The surveys upon which this data is based were conducted as the Delta variant was peaking in many parts of the country. The August report, which showed a slowdown in job and labor force growth, gave an initial glimpse of Delta’s economic impact. Next month’s report will provide a glimpse into workforce trends as cases declined. Meanwhile, the September data suggests Delta may have discouraged some from working or looking for work. Non-government surveys have shown that rising COVID cases in the late Summer and early Fall was a significant concern for many workers, despite the widespread availability of vaccines and rising vaccination rates.
“The workforce shortage persists as a major challenge for employers and among the top concerns for the business community,” said Kentucky Chamber Senior Policy Analyst Charles Aull. “Last month, another government report showed a record-setting 10.9 million job openings. Opportunity is out there, and employers are doing everything they can to recruit workers. Today’s jobs report underscores the economic importance of continuing to increase vaccination rates and the need to think more intently about how to solve the workforce crisis.”

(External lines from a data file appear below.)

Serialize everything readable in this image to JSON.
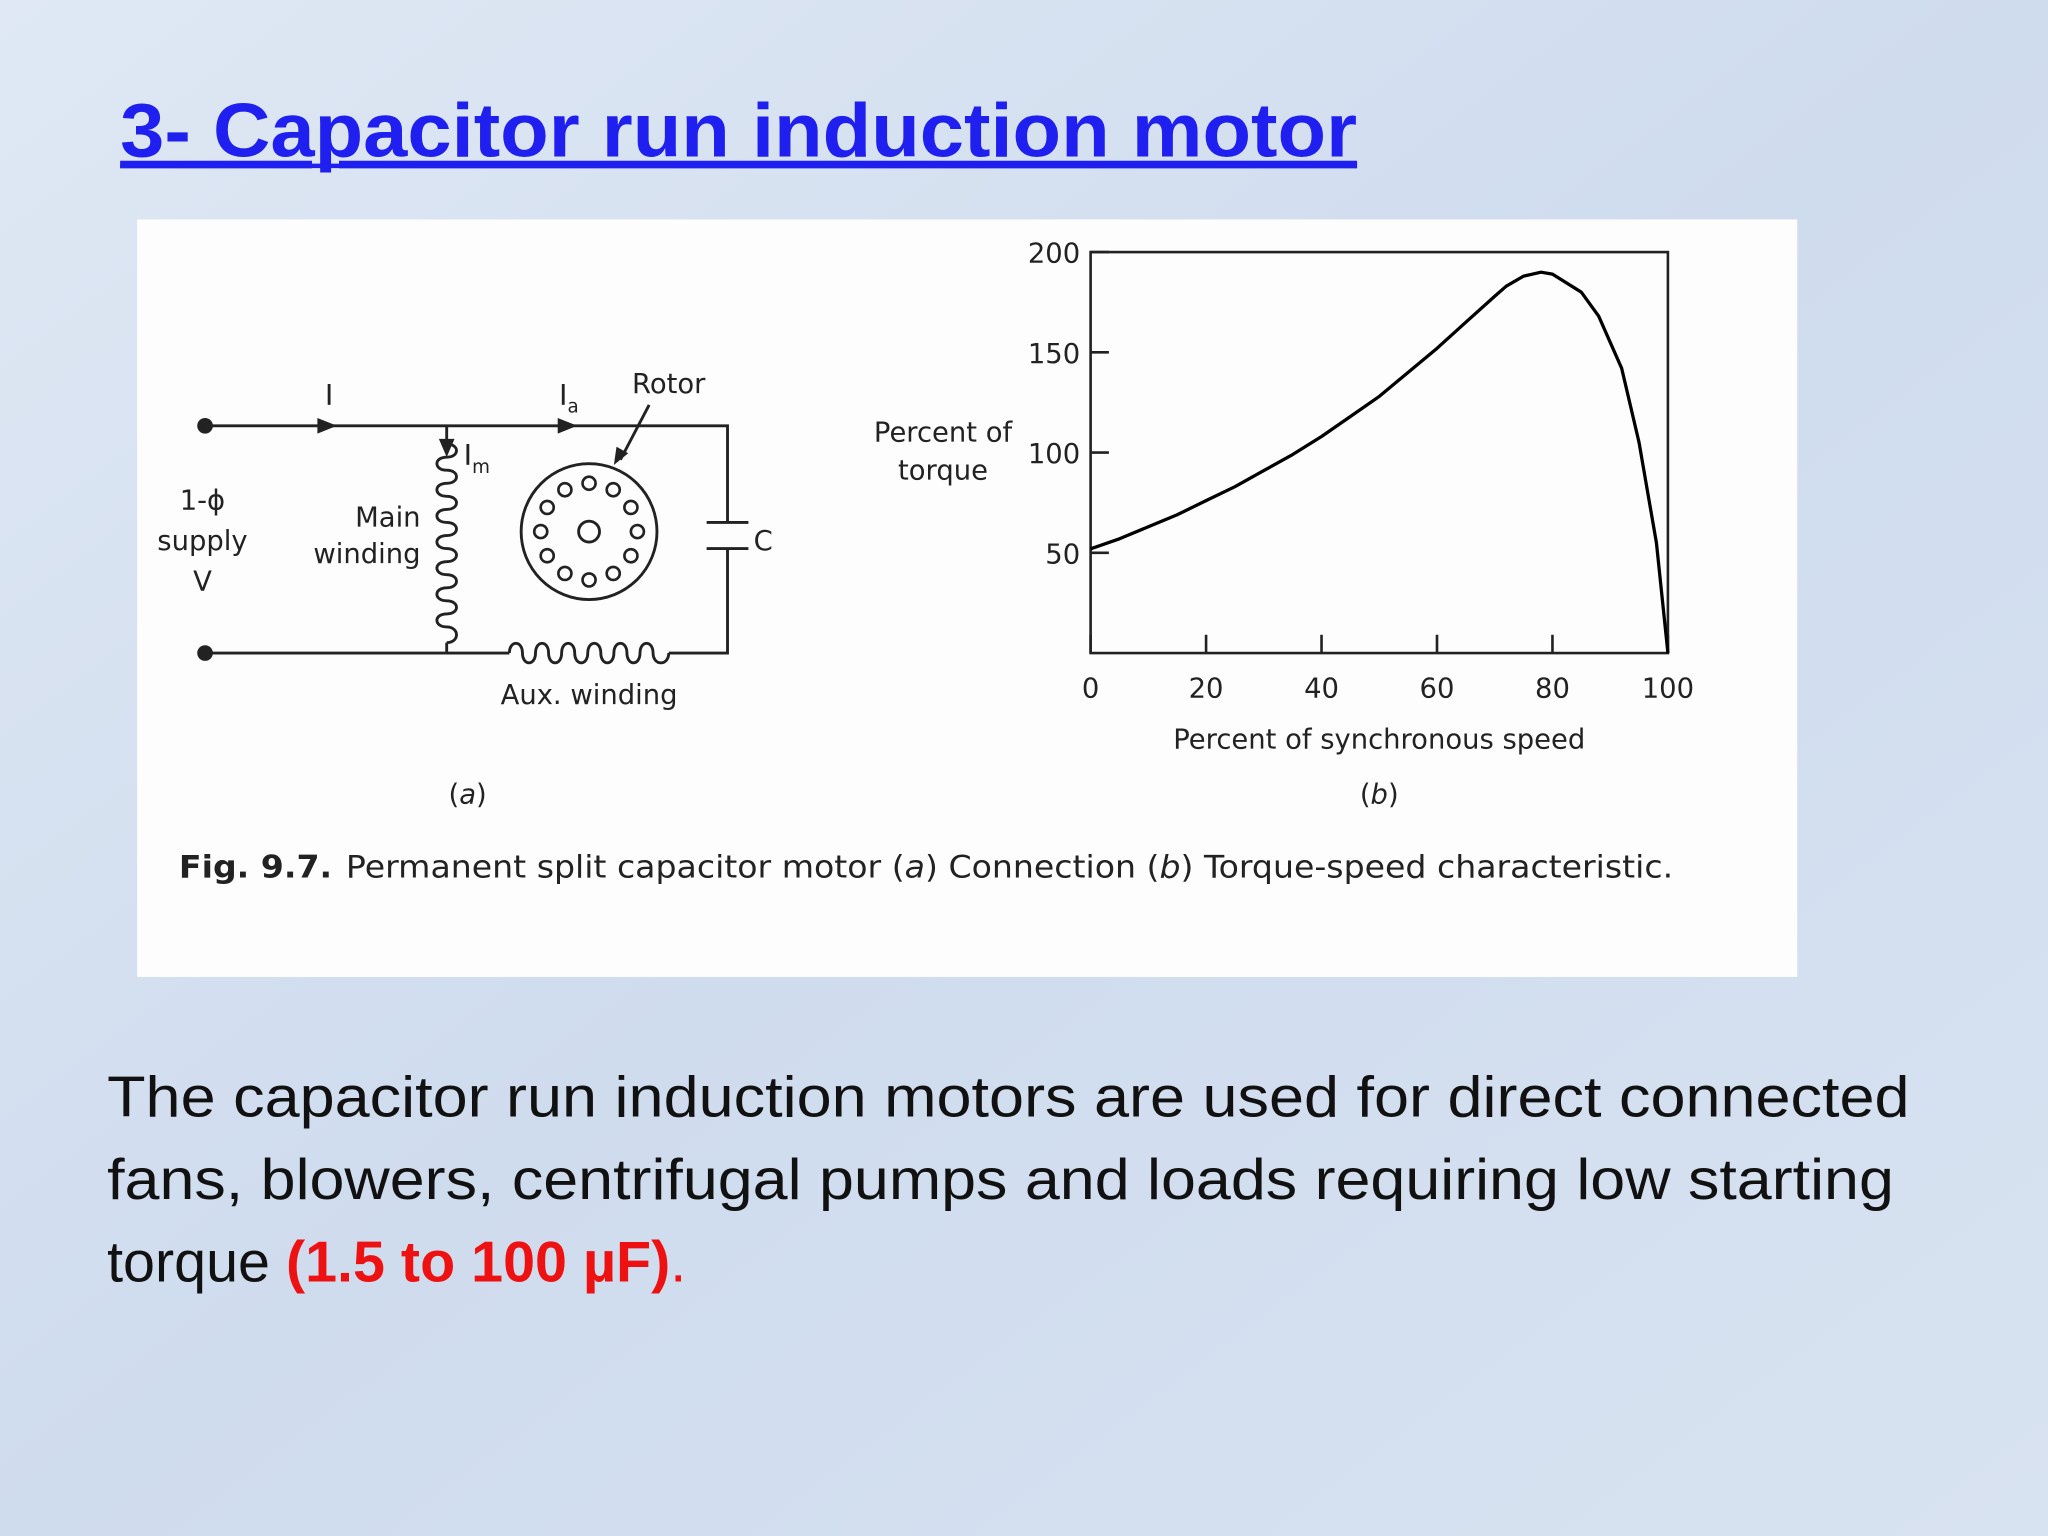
{
  "title": "3- Capacitor run induction motor",
  "figure": {
    "circuit": {
      "line_current": "I",
      "aux_current": {
        "symbol": "I",
        "subscript": "a"
      },
      "main_current": {
        "symbol": "I",
        "subscript": "m"
      },
      "rotor": "Rotor",
      "supply": [
        "1-ϕ",
        "supply",
        "V"
      ],
      "main_winding": [
        "Main",
        "winding"
      ],
      "capacitor": "C",
      "aux_winding": "Aux. winding",
      "panel_label": [
        "(",
        "a",
        ")"
      ]
    },
    "caption": [
      "Fig. 9.7.",
      "Permanent split capacitor motor (",
      "a",
      ") Connection (",
      "b",
      ") Torque-speed characteristic."
    ]
  },
  "chart_data": {
    "type": "line",
    "y_label": [
      "Percent of",
      "torque"
    ],
    "x_label": "Percent of synchronous speed",
    "panel_label": [
      "(",
      "b",
      ")"
    ],
    "x": [
      0,
      5,
      10,
      15,
      20,
      25,
      30,
      35,
      40,
      45,
      50,
      55,
      60,
      65,
      70,
      72,
      75,
      78,
      80,
      85,
      88,
      90,
      92,
      95,
      98,
      100
    ],
    "series": [
      {
        "color": "#000000",
        "values": [
          52,
          57,
          63,
          69,
          76,
          83,
          91,
          99,
          108,
          118,
          128,
          140,
          152,
          165,
          178,
          183,
          188,
          190,
          189,
          180,
          168,
          155,
          142,
          105,
          55,
          0
        ]
      }
    ],
    "xlim": [
      0,
      100
    ],
    "ylim": [
      0,
      200
    ],
    "xticks": [
      0,
      20,
      40,
      60,
      80,
      100
    ],
    "yticks": [
      50,
      100,
      150,
      200
    ]
  },
  "body": {
    "lines": [
      "The capacitor run induction motors are used for direct connected",
      "fans, blowers, centrifugal pumps and loads requiring low starting"
    ],
    "last_line": [
      "torque ",
      "(1.5 to 100 µF)",
      "."
    ]
  }
}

Last week, the Kentucky Chamber Foundation released a new report highlighting Kentucky’s long-term workforce trends, root causes, and solutions. “20 Years in the Making: Kentucky’s Workforce Crisis” offers a wide range of actionable policy measures to support workforce participation and get more Kentuckians employed and looking for work.
The September jobs report also showed a continued slowdown in overall job growth – the number of nonfarm payroll jobs added by employers. Employers added a total of 194,000 jobs in September, significantly lower than 2021’s monthly average of 561,000. These gains were also significantly lower than the August report, which showed more than 350,000 jobs gained.

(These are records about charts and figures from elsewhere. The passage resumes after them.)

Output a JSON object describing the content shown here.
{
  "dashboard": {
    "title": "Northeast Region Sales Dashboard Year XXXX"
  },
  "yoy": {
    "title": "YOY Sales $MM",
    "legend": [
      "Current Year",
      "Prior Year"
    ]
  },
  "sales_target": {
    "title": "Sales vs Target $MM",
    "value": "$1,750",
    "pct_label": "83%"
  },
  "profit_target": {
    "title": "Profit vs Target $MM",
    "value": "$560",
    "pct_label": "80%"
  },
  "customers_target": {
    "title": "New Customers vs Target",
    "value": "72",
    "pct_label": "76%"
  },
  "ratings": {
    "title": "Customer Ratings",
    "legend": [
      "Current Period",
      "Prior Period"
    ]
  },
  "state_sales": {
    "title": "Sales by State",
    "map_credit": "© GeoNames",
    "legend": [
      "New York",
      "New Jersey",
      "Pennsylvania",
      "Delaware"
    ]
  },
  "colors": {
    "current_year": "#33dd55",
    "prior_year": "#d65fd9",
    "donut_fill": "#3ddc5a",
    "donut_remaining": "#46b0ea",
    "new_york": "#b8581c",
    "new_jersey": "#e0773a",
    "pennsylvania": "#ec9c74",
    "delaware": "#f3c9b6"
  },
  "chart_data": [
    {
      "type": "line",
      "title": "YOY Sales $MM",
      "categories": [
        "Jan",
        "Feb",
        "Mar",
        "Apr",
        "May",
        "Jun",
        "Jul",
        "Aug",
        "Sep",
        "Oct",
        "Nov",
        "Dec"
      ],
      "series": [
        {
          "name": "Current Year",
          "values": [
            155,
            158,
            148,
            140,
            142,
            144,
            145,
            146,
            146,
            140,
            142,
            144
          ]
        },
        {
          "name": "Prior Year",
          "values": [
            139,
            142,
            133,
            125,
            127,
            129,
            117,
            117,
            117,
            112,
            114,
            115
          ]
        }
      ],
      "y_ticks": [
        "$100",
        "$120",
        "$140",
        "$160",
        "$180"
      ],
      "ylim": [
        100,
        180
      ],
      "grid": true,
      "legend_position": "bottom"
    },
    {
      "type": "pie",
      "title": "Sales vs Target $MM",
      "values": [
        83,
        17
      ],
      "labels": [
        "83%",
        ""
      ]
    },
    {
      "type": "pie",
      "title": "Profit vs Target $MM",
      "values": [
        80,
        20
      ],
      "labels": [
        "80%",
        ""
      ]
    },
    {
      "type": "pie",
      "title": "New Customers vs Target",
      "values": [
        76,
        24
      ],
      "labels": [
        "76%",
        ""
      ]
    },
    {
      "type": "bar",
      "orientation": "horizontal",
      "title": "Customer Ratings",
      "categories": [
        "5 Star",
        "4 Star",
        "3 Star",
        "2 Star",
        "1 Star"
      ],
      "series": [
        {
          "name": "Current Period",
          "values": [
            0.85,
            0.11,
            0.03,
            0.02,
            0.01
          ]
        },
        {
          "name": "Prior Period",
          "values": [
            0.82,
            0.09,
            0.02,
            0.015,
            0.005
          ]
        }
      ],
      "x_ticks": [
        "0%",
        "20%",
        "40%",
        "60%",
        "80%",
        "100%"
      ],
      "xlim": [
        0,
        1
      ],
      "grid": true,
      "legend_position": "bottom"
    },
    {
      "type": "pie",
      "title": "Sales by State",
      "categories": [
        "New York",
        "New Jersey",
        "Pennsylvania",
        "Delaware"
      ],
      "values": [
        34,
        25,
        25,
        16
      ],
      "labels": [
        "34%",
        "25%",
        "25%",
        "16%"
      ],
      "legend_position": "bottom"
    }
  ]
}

As of September 2021, U.S. employers had added back 78 percent of the 22 million payroll jobs lost in the first months of the pandemic. The economy remains more than 4.9 million jobs short of where it was in February 2020.
The closely-watched Leisure and Hospitality sector has now shown gains of less than 100,000 jobs for two months in a row. In July, this sector saw a gain of more than 400,000 jobs. Some sectors actually saw job losses in September, including Motor Vehicles and Parts and Education and Health Services.
The monthly jobs report includes the results of two surveys conducted by the U.S. Census Bureau and Bureau of Labor Statistics (BLS): the household survey, which looks at the labor force, and the establishment survey, which looks at employment and payroll. Data specific to Kentucky’s workforce trends in September will be released later this month.